Thickening of plantar fascia can influence biomechanical foot function in diabetes. Dynamic forefoot pressures were found to be significantly higher in diabetic patients with thicker plantar fascia than in diabetic and healthy control subjects with thinner plantar fascia (D’Ambrogi et al. 2003; Giacomozzi et al. 2005). Additionally, a significant correlation (r  =  0.52) was found between fascia thickness and forefoot pressure in these patients. This association may be explained by the role plantar fascia plays in countering the flattening of the foot during mid-stance of gait. The vertical forces acting on the forefoot during arch flattening are countered by horizontal forces generated in passive structures such as the plantar fascia, which try to tie the forefoot and rearfoot together. With fascia thickening, resistance increases, meaning that larger vertical forces measured as higher pressures are required at the forefoot in order to flatten the foot during stance.

In patients with Charcot’s neuroarthropathy, plantar fascia dysfunction or rupture may be indicated, based on a negative response to Jack’s test (Chuter & Payne 2001). Additionally, rupture of the plantar fascia has been suggested as a potential factor in the increased forefoot-to-rearfoot pressure ratio that is found in neuropathic diabetic patients when compared to healthy controls (Caselli et al. 2002). A suggested forefoot drop as a result of fascia rupture (Sharkey et al. 1999), may cause increased loading in the forefoot and explain these results.

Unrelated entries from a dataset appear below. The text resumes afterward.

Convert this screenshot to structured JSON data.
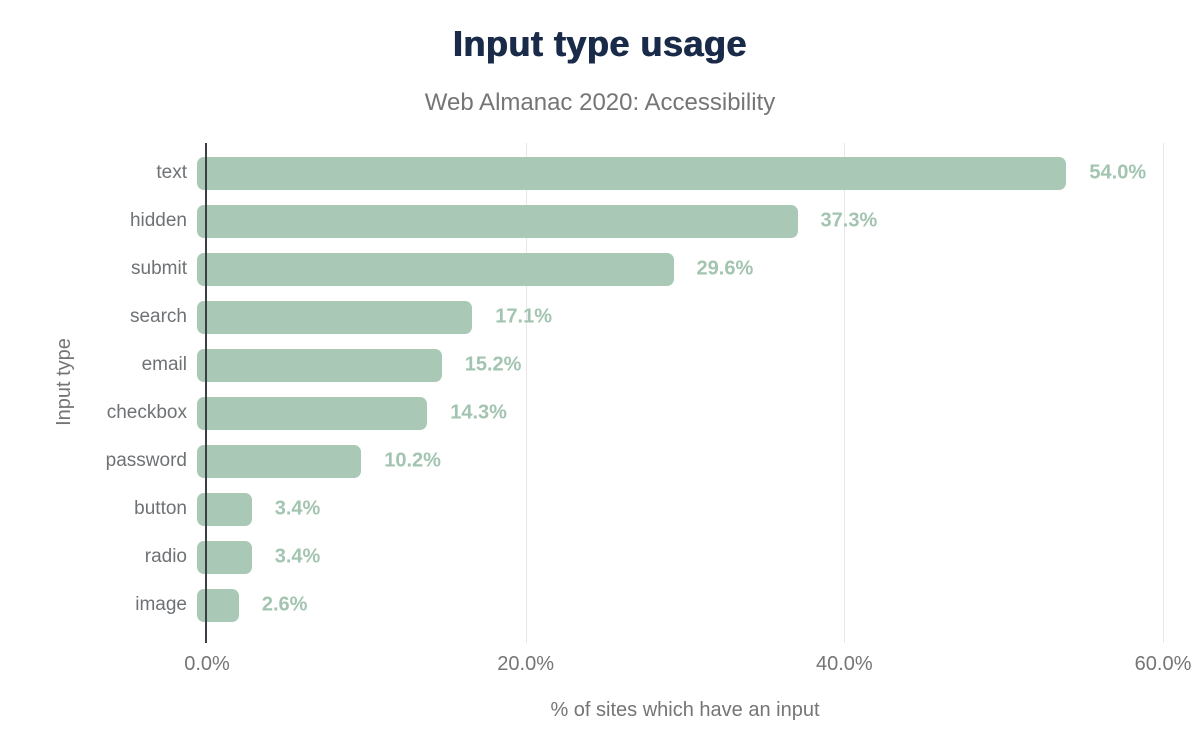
{
  "title": "Input type usage",
  "subtitle": "Web Almanac 2020: Accessibility",
  "chart_data": {
    "type": "bar",
    "orientation": "horizontal",
    "title": "Input type usage",
    "subtitle": "Web Almanac 2020: Accessibility",
    "xlabel": "% of sites which have an input",
    "ylabel": "Input type",
    "categories": [
      "text",
      "hidden",
      "submit",
      "search",
      "email",
      "checkbox",
      "password",
      "button",
      "radio",
      "image"
    ],
    "values": [
      54.0,
      37.3,
      29.6,
      17.1,
      15.2,
      14.3,
      10.2,
      3.4,
      3.4,
      2.6
    ],
    "value_labels": [
      "54.0%",
      "37.3%",
      "29.6%",
      "17.1%",
      "15.2%",
      "14.3%",
      "10.2%",
      "3.4%",
      "3.4%",
      "2.6%"
    ],
    "xlim": [
      0,
      60
    ],
    "x_ticks": [
      {
        "value": 0,
        "label": "0.0%"
      },
      {
        "value": 20,
        "label": "20.0%"
      },
      {
        "value": 40,
        "label": "40.0%"
      },
      {
        "value": 60,
        "label": "60.0%"
      }
    ],
    "grid": true,
    "legend": false
  },
  "colors": {
    "background": "#ffffff",
    "bar": "#a9c8b6",
    "value_label": "#a2c4b0",
    "title": "#1a2b49",
    "muted_text": "#757575",
    "axis_line": "#393f44",
    "gridline": "#e7e7e7"
  }
}
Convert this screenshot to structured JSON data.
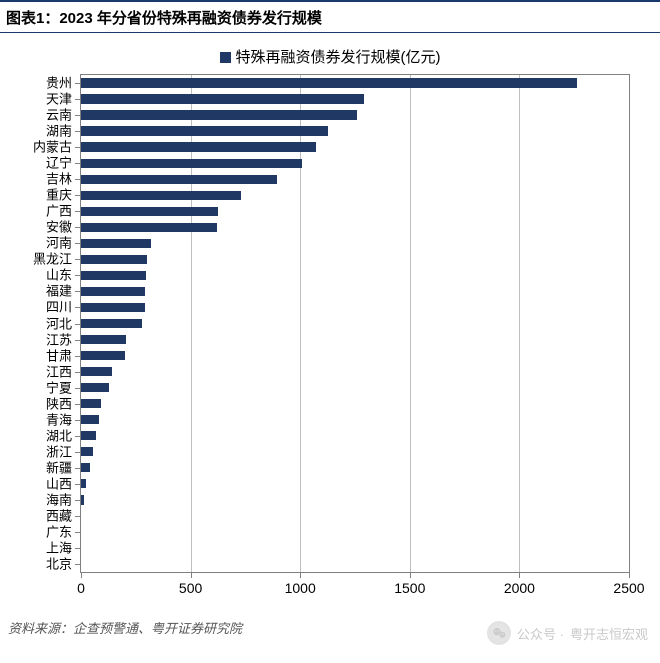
{
  "title": "图表1：2023 年分省份特殊再融资债券发行规模",
  "legend": {
    "label": "特殊再融资债券发行规模(亿元)",
    "swatch_color": "#203864"
  },
  "chart": {
    "type": "bar-horizontal",
    "bar_color": "#203864",
    "background_color": "#ffffff",
    "grid_color": "#bfbfbf",
    "axis_color": "#808080",
    "x": {
      "min": 0,
      "max": 2500,
      "step": 500,
      "ticks": [
        0,
        500,
        1000,
        1500,
        2000,
        2500
      ],
      "fontsize": 14
    },
    "ylabel_fontsize": 13,
    "series": [
      {
        "label": "贵州",
        "value": 2265
      },
      {
        "label": "天津",
        "value": 1290
      },
      {
        "label": "云南",
        "value": 1260
      },
      {
        "label": "湖南",
        "value": 1125
      },
      {
        "label": "内蒙古",
        "value": 1070
      },
      {
        "label": "辽宁",
        "value": 1010
      },
      {
        "label": "吉林",
        "value": 895
      },
      {
        "label": "重庆",
        "value": 730
      },
      {
        "label": "广西",
        "value": 625
      },
      {
        "label": "安徽",
        "value": 620
      },
      {
        "label": "河南",
        "value": 320
      },
      {
        "label": "黑龙江",
        "value": 300
      },
      {
        "label": "山东",
        "value": 295
      },
      {
        "label": "福建",
        "value": 290
      },
      {
        "label": "四川",
        "value": 290
      },
      {
        "label": "河北",
        "value": 280
      },
      {
        "label": "江苏",
        "value": 205
      },
      {
        "label": "甘肃",
        "value": 200
      },
      {
        "label": "江西",
        "value": 140
      },
      {
        "label": "宁夏",
        "value": 130
      },
      {
        "label": "陕西",
        "value": 90
      },
      {
        "label": "青海",
        "value": 80
      },
      {
        "label": "湖北",
        "value": 70
      },
      {
        "label": "浙江",
        "value": 55
      },
      {
        "label": "新疆",
        "value": 40
      },
      {
        "label": "山西",
        "value": 25
      },
      {
        "label": "海南",
        "value": 15
      },
      {
        "label": "西藏",
        "value": 0
      },
      {
        "label": "广东",
        "value": 0
      },
      {
        "label": "上海",
        "value": 0
      },
      {
        "label": "北京",
        "value": 0
      }
    ]
  },
  "source": "资料来源：企查预警通、粤开证券研究院",
  "watermark": {
    "prefix": "公众号 ·",
    "name": "粤开志恒宏观"
  }
}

More research is required to improve our understanding of the role that the plantar fascia plays in altering biomechanical function of the foot in diabetes.

The clinical implications of structural changes in the plantar fascia in diabetic patients are not known. This may be the reason for the paucity of data on treatment options. Alterations in foot function associated with plantar fascia dysfunction may be indicative of its contributing role in foot ulceration in diabetic patients (Caselli et al. 2002; D’Ambrogi et al. 2003). However, direct assessments of this relationship have not been made to date.